DDDD: Distributing A Single Bounded Context

In a previous post, I detailed all of the reasons why processing messages one by one with an aggregate root was a good thing. I am now going to contradict some of the main points in that post. While certain aspects still hold true, there is a much larger matter involved.

First, the points that I still consider to be valid:

  1. Don't have threading logic in your aggregate roots. Don't do things with locks, monitors, mutexes, etc. Your domain objects should run on a single thread at a time. They're going to be complex enough as is with business concerns, why add so much incidental complexity related to threading and infrastructure to cloud their intent?
  2. Don't use synchronous calls to services within your aggregates. Send a message to the service. The service will, at some point in the future, publish a message asynchronously back to the aggregate and the aggregate will continue processing.

While messaging patterns easily allow us to distribute the various/different bounded contexts (subsystems) across multiple machines, how do we handle splitting a single bounded context? My initial understanding was to us some kind of partitioning strategy with advanced routing mechanisms. This type of strategy may be overkill for most scenarios.

The simple answer is optimistic concurrency—sort of. Optimistic concurrency tells us that, while we were working with a copy of an object, the original object has changed underneath us. Greg has mentioned IConflictWith as a way to solve this issue. But there's still something missing. IConflictWith is only designed to deal with *commands* that you send to your domain. When a domain object receives two commands that conflict, it may ultimately reject one or both. Events are another matter. Events happened and must be dealt with—they cannot be rejected.
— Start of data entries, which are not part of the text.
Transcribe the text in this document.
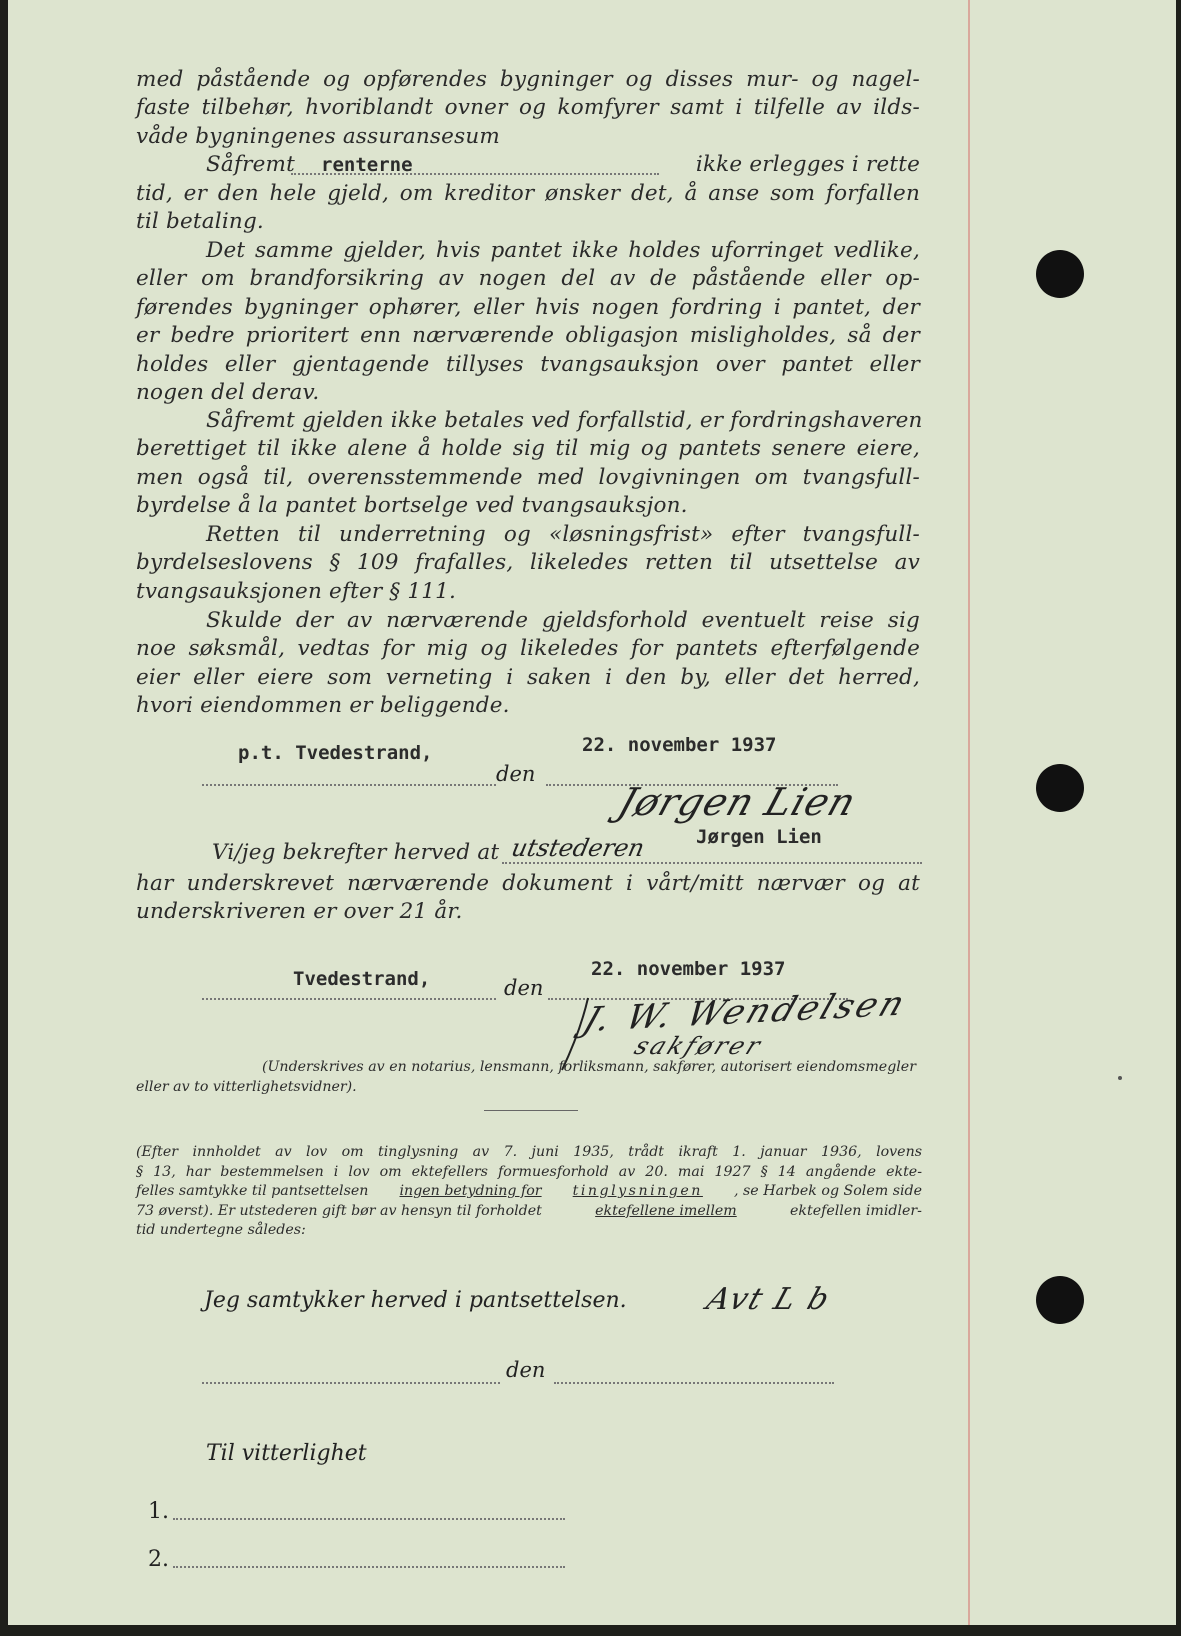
med påstående og opførendes bygninger og disses mur- og nagel-
faste tilbehør, hvoriblandt ovner og komfyrer samt i tilfelle av ilds-
våde bygningenes assuransesum
Såfremt	ikke erlegges i rette
renterne
tid, er den hele gjeld, om kreditor ønsker det, å anse som forfallen
til betaling.
Det samme gjelder, hvis pantet ikke holdes uforringet vedlike,
eller om brandforsikring av nogen del av de påstående eller op-
førendes bygninger ophører, eller hvis nogen fordring i pantet, der
er bedre prioritert enn nærværende obligasjon misligholdes, så der
holdes eller gjentagende tillyses tvangsauksjon over pantet eller
nogen del derav.
Såfremt gjelden ikke betales ved forfallstid, er fordringshaveren
berettiget til ikke alene å holde sig til mig og pantets senere eiere,
men også til, overensstemmende med lovgivningen om tvangsfull-
byrdelse å la pantet bortselge ved tvangsauksjon.
Retten til underretning og «løsningsfrist» efter tvangsfull-
byrdelseslovens § 109 frafalles, likeledes retten til utsettelse av
tvangsauksjonen efter § 111.
Skulde der av nærværende gjeldsforhold eventuelt reise sig
noe søksmål, vedtas for mig og likeledes for pantets efterfølgende
eier eller eiere som verneting i saken i den by, eller det herred,
hvori eiendommen er beliggende.
p.t. Tvedestrand,	22. november 1937
den
Jørgen Lien
Vi/jeg bekrefter herved at utstederen	Jørgen Lien
har underskrevet nærværende dokument i vårt/mitt nærvær og at
underskriveren er over 21 år.
Tvedestrand,	22. november 1937
den J. W. Wendelsen
sakfører
(Underskrives av en notarius, lensmann, forliksmann, sakfører, autorisert eiendomsmegler
eller av to vitterlighetsvidner).
(Efter innholdet av lov om tinglysning av 7. juni 1935, trådt ikraft 1. januar 1936, lovens
§ 13, har bestemmelsen i lov om ektefellers formuesforhold av 20. mai 1927 § 14 angående ekte-
felles samtykke til pantsettelsen ingen betydning for tinglysningen , se Harbek og Solem side
73 øverst). Er utstederen gift bør av hensyn til forholdet	ektefellene imellem	ektefellen imidler-
tid undertegne således:
Jeg samtykker herved i pantsettelsen.	Avt L b
den
Til vitterlighet
1.
2.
In a single machine/context environment, things are easy. In fact, it's the simplest thing that could possibly work. The problems that you may ultimately encounter in this scenario relate to fault tolerance/single point of failure and vertical scaling to name a few. For bounded contexts in your domain that require a timely response due to strict SLAs, you absolutely must have some kind of fault tolerance. This requires distributing a single bounded context such that it runs on multiple machines simultaneously.

The big problem running a single bounded context on multiple machines relates to consistency within aggregates. If an aggregate can run on machine A and machine B simultaneously, who's right? Who is "consistent"? They both are. By using messages, we send all appropriate events to the other instance of the bounded context so that it can be made aware of what happened in our instance. But that introduces yet another problem still: what happens if they can't communicate?

If you have two machines, you can virtually guarantee that the network between them will be unavailable at some point in time. But if the network is unavailable, how do we ensure that the events between copies of the same aggregate are handled by the other copies quickly? How can each copy be made aware of the events from the other copies? They can't. At least, not until network connectivity is restored.

Suppose you have geo-distributed your application. One critical bounded context of the application is running on a server in Los Angeles and another copy of that same bounded context in New York. If for some reason that network between them goes down, each piece will continue to operate and service requests. If the network is down for a few minutes, hours, possibly even days, each piece can continue to process and be available.

In the above scenario, what are the chances that each piece may have performed some work that was also performed by the other? What are the chances that each copy has started to diverge from the other? The chances are pretty good—especially as more time passes. How do we handle this? How do we reconcile conflicting differences between two copies of the same aggregate object? Compensating actions.

At some point in the messaging pipeline—perhaps as late as the reporting bounded context—something will detect the anomaly showing that these two aggregate instances have produced conflicting results. Whoever detects the anomaly sends a message back into the aggregate letting it know of the conflicted state. The aggregate would then take the appropriate compensating action in order to reconcile the differences.